Fuel put into the body equals the results the body delivers at any age. This includes mental results as well as physical. Proper nutrition spread appropriately over the five food groups will go a long way towards keeping a young athlete competitive and focussed at the rink and at school
Can children afford more of a slip-up in their weekly dietary schedule than adults?
Sure they can. They lead different lifestyles.
That being said, nutrition is critical for young athletes because it teaches them to take care of their bodies at an early age. Eating premium ingredients in preparation for a hockey game or a training program demonstrates the positive rewards a healthy diet can create. Energy, strength and focus are vital to athletic performance as a young athlete, but these are habits that will serve everyone well after their playing days are done.
“When the body isn’t fuelled properly, an athlete will fatigue faster, suffer from muscle cramps and experience decreased performance,” says Robyn Kennett, the head athletic trainer of the Vancouver North West Giants of the British Columbia Major Midget Hockey League.
“If you don’t eat properly, say a carbohydrate-rich meal before exercise, you’re simply not fuelling up your body. This taxes your muscle glycogen stores which results in quicker fatigue,” says Kennett. “So, when a player says they have heavy legs, I usually ask them about what they ate before the game or even last night.”

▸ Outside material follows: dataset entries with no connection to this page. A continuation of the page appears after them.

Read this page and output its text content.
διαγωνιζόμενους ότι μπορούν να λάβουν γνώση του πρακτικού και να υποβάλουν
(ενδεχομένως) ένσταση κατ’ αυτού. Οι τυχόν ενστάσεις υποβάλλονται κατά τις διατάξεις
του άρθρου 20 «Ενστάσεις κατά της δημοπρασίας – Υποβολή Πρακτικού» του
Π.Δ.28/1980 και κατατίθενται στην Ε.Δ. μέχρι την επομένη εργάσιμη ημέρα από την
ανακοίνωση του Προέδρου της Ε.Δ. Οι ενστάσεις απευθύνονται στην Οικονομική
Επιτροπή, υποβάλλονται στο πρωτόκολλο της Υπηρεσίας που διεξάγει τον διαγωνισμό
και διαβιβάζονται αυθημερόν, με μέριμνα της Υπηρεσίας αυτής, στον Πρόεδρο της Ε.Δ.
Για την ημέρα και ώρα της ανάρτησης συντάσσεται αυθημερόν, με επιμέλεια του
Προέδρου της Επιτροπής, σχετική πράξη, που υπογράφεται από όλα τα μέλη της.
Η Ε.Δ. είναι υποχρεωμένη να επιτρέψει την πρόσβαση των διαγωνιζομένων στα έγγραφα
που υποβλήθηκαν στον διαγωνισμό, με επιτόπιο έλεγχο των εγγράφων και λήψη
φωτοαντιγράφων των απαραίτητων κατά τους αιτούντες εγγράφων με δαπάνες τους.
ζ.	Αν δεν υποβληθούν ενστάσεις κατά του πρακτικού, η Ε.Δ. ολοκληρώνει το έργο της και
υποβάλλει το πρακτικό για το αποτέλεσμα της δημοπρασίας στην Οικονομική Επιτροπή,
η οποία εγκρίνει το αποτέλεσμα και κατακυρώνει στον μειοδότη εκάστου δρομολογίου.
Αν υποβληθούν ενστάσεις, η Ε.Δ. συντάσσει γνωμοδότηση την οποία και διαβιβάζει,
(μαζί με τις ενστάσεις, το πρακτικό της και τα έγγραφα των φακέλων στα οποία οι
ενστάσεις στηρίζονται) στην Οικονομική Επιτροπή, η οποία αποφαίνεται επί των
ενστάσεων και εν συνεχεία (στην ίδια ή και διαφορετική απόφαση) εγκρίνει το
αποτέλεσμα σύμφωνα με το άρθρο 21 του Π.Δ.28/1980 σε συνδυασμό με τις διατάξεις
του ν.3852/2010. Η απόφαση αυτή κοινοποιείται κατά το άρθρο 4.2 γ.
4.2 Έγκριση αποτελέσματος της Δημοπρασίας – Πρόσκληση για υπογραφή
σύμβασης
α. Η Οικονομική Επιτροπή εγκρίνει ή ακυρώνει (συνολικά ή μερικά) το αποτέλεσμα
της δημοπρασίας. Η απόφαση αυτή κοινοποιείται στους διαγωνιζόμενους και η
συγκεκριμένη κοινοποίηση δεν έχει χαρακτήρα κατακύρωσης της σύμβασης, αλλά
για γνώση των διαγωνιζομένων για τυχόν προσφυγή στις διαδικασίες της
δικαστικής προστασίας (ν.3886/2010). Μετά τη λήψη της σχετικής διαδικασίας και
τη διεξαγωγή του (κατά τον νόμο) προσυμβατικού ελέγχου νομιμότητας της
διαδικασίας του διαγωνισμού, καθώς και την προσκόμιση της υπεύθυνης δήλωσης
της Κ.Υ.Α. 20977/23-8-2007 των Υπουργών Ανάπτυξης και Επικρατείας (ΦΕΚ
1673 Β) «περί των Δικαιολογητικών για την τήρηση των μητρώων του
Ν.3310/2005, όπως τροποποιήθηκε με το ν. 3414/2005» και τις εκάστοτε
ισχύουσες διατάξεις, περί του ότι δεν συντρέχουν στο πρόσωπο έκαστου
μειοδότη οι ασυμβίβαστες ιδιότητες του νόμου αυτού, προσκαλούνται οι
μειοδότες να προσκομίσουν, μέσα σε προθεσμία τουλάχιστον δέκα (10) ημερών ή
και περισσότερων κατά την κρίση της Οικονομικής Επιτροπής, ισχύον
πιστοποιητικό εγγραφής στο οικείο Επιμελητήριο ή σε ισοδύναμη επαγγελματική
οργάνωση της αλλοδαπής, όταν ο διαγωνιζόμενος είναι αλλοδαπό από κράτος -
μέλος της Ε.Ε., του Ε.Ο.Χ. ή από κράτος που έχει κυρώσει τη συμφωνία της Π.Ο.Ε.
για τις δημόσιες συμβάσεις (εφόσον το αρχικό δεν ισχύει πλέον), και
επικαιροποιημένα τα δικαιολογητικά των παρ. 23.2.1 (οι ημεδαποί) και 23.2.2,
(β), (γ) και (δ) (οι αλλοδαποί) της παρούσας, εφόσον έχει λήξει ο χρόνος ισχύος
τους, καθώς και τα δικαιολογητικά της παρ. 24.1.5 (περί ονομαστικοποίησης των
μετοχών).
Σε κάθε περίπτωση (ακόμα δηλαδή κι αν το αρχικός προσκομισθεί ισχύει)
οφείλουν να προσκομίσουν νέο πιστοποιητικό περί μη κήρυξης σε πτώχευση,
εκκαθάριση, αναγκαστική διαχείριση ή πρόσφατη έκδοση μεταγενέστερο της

For Kennett, older minor hockey players are starting to get it. There’s a shift between parents dictating meals and the player dictating away from convenience and to preparing nutrient-rich, healthy meals consistently.

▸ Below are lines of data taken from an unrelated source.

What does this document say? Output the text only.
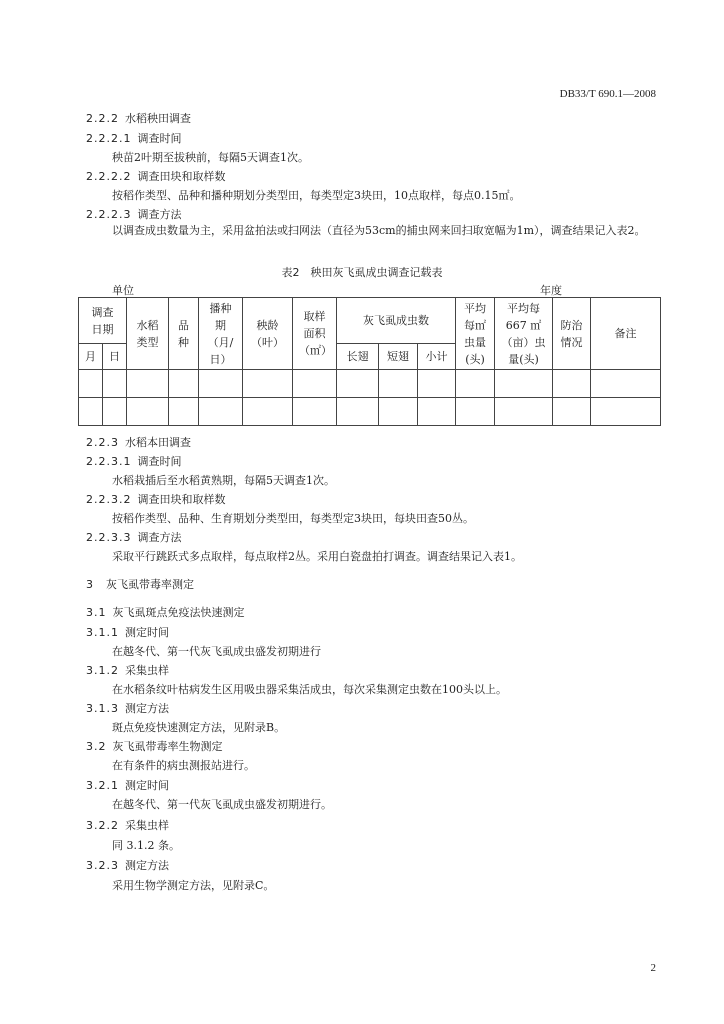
DB33/T 690.1—2008
2.2.2 水稻秧田调查
2.2.2.1 调查时间
秧苗2叶期至拔秧前，每隔5天调查1次。
2.2.2.2 调查田块和取样数
按稻作类型、品种和播种期划分类型田，每类型定3块田，10点取样，每点0.15㎡。
2.2.2.3 调查方法
以调查成虫数量为主，采用盆拍法或扫网法（直径为53cm的捕虫网来回扫取宽幅为1m），调查结果记入表2。
表2　秧田灰飞虱成虫调查记载表
单位	年度
调查日期		水稻类型	品种	播种期（月/日）	秧龄（叶）	取样面积（㎡）	灰飞虱成虫数			平均每㎡虫量(头)	平均每667 ㎡（亩）虫量(头)	防治情况	备注
月	日						长翅	短翅	小计				

2.2.3 水稻本田调查
2.2.3.1 调查时间
水稻栽插后至水稻黄熟期，每隔5天调查1次。
2.2.3.2 调查田块和取样数
按稻作类型、品种、生育期划分类型田，每类型定3块田，每块田查50丛。
2.2.3.3 调查方法
采取平行跳跃式多点取样，每点取样2丛。采用白瓷盘拍打调查。调查结果记入表1。
3 灰飞虱带毒率测定
3.1 灰飞虱斑点免疫法快速测定
3.1.1 测定时间
在越冬代、第一代灰飞虱成虫盛发初期进行
3.1.2 采集虫样
在水稻条纹叶枯病发生区用吸虫器采集活成虫，每次采集测定虫数在100头以上。
3.1.3 测定方法
斑点免疫快速测定方法，见附录B。
3.2 灰飞虱带毒率生物测定
在有条件的病虫测报站进行。
3.2.1 测定时间
在越冬代、第一代灰飞虱成虫盛发初期进行。
3.2.2 采集虫样
同 3.1.2 条。
3.2.3 测定方法
采用生物学测定方法，见附录C。
2
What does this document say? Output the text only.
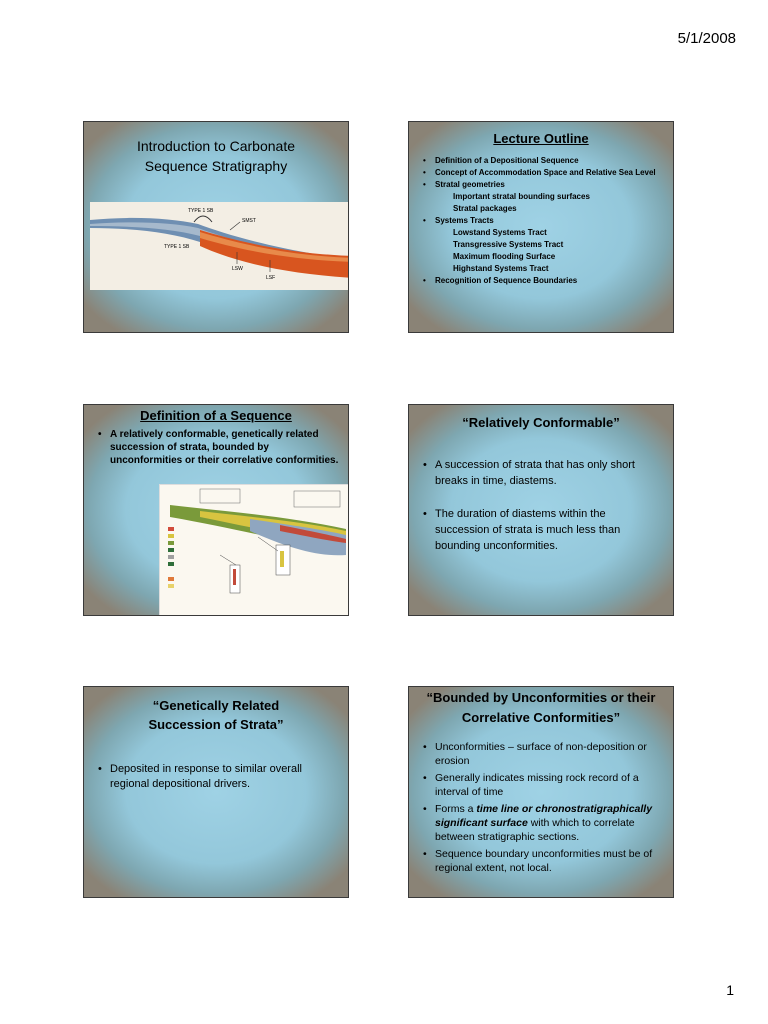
5/1/2008
Introduction to Carbonate
Sequence Stratigraphy
TYPE 1 SB
SMST
TYPE 1 SB
LSW
LSF
Lecture Outline
• Definition of a Depositional Sequence
• Concept of Accommodation Space and Relative Sea Level
• Stratal geometries
Important stratal bounding surfaces
Stratal packages
• Systems Tracts
Lowstand Systems Tract
Transgressive Systems Tract
Maximum flooding Surface
Highstand Systems Tract
• Recognition of Sequence Boundaries
Definition of a Sequence
• A relatively conformable, genetically related succession of strata, bounded by unconformities or their correlative conformities.
“Relatively Conformable”
• A succession of strata that has only short breaks in time, diastems.
• The duration of diastems within the succession of strata is much less than bounding unconformities.
“Genetically Related
Succession of Strata”
• Deposited in response to similar overall regional depositional drivers.
“Bounded by Unconformities or their
Correlative Conformities”
• Unconformities – surface of non-deposition or erosion
• Generally indicates missing rock record of a interval of time
• Forms a time line or chronostratigraphically significant surface with which to correlate between stratigraphic sections.
• Sequence boundary unconformities must be of regional extent, not local.
1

“If they have bad nutrition they won’t grow, if they don’t get vitamins and minerals such as iron and zinc, vitamin B, they get tired and then they complain about their performance. Usually it’s not even their fault.”
Whether you’re pumping diesel into a long haul trailer or premium grade gasoline into a Porsche, the same rule applies: appropriate fuel. It’s no different for young athletes.
All the training and practice in the world means nothing without long-term, appropriate nutritional development and education.